Trois questions à Shafique Keshavjee

Quelle est pour vous la raison de la crise théologique actuelle ?

Comme la théologie s’élabore en de multiples lieux (Universités, Eglises, sociétés, intériorités), on ne peut généraliser. Pour me limiter à la théologie académique occidentale, j’en mentionne trois. 1. Une difficulté à articuler, dans une Université sécularisée, une approche chrétienne claire aux exigences d’un savoir prétendument neutre.
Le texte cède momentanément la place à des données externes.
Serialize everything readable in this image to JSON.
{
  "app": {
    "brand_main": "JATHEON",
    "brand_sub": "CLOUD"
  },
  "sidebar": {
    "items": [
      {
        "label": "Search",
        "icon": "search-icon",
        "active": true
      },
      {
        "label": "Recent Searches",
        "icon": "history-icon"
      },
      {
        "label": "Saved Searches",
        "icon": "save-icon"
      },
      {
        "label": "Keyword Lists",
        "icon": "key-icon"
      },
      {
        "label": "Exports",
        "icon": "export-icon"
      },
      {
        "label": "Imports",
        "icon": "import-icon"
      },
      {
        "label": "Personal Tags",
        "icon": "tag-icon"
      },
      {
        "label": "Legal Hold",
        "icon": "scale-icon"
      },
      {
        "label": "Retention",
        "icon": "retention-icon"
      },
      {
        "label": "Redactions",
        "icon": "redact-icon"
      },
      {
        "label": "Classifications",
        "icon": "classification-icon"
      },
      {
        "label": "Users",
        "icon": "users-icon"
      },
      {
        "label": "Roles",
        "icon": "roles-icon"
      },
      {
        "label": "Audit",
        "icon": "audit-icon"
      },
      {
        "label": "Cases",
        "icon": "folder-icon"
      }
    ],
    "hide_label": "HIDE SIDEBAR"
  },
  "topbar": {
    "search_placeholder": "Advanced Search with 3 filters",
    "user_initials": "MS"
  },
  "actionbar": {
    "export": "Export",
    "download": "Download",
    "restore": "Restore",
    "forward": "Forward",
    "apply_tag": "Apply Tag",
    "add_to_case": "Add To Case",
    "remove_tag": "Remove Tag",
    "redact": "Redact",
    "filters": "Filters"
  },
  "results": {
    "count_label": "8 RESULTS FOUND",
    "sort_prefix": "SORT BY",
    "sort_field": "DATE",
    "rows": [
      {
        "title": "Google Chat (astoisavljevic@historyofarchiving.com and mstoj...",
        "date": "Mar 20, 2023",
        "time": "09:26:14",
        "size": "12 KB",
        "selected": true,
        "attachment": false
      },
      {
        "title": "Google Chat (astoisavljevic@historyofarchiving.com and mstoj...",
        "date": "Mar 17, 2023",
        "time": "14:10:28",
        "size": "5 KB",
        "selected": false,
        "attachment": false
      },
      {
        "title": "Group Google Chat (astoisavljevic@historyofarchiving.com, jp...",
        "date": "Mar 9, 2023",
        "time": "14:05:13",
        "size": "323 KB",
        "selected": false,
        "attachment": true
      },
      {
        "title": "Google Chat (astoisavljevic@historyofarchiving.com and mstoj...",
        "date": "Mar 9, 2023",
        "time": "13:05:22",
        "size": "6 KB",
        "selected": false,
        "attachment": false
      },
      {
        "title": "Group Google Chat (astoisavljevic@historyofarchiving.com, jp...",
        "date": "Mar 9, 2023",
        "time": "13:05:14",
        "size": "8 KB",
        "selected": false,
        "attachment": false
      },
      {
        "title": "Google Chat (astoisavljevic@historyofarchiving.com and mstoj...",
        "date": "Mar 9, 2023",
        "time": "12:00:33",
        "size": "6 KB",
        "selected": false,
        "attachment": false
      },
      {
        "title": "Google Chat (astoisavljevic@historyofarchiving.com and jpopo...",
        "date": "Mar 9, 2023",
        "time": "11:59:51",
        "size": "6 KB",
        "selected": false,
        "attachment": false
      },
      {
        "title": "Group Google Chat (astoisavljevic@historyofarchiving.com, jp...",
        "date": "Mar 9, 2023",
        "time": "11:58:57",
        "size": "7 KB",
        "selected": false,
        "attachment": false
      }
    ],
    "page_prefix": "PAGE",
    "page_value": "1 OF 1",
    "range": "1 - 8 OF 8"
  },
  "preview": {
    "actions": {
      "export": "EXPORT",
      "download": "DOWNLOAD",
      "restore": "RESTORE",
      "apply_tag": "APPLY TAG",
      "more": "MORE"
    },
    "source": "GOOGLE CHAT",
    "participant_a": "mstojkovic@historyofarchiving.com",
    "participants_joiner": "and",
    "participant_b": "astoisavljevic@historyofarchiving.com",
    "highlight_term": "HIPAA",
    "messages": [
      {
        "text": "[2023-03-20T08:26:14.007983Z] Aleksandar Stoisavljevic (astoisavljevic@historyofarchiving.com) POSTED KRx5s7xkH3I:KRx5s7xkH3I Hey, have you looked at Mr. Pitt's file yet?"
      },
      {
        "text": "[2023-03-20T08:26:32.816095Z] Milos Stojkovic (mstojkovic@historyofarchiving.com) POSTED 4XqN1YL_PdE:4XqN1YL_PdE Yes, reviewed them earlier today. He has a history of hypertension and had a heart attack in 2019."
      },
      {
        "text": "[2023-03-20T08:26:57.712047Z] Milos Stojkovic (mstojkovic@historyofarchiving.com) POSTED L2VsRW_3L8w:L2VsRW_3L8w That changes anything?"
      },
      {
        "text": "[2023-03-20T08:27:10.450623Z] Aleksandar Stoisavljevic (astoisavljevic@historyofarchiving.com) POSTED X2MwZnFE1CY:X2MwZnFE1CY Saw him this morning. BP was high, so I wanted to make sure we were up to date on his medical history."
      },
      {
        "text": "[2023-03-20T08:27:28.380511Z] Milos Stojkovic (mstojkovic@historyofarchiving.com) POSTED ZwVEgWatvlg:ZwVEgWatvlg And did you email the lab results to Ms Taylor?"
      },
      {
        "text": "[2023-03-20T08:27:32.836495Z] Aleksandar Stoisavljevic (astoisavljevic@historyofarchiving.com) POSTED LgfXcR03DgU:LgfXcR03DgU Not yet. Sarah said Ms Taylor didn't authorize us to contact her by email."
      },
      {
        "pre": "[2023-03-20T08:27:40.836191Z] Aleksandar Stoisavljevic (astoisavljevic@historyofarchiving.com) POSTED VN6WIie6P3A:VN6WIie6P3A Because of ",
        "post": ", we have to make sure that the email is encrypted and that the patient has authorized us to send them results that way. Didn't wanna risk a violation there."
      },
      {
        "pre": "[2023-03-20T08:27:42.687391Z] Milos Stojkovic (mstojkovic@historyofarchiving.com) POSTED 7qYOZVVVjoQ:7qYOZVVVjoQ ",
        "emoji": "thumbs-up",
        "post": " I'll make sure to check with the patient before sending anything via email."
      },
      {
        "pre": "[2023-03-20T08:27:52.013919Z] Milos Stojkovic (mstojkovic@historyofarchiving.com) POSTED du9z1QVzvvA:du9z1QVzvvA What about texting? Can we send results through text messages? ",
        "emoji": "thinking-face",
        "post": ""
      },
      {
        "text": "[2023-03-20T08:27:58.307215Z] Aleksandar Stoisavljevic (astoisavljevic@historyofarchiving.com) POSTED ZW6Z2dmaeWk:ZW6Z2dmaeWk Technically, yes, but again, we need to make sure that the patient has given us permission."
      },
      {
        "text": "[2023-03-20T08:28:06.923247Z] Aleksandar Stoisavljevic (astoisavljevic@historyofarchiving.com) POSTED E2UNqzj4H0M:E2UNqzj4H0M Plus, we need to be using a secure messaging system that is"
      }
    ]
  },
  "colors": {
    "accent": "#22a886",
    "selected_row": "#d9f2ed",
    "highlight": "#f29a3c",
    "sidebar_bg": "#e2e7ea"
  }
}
Trop de théologiens sont tentés d’épouser sans esprit critique la sécularisation même de leur esprit et de leur critique. 2. Une difficulté à mettre en réseau toutes les disciplines de la théologie. 3. Une résistance de ces disciplines à se laisser féconder par les questions vitales des Eglises et de la société.

Quelle solution alors pour la dénouer ?

Apprendre à articuler, sans confusion ni cloisonnement !

En quoi votre livre peut-il y contribuer ?

Par l’analyse des évolutions contrastées de Carl-A. Keller et de Pierre Gisel, et par une présentation plus globale de la transformation de la théologie dans une société laïcisée et multireligieuse, mon livre tente d’offrir une cartographie de la crise et des moyens pour en sortir.

Bulletin Labor et Fides, 42, printemps 2010.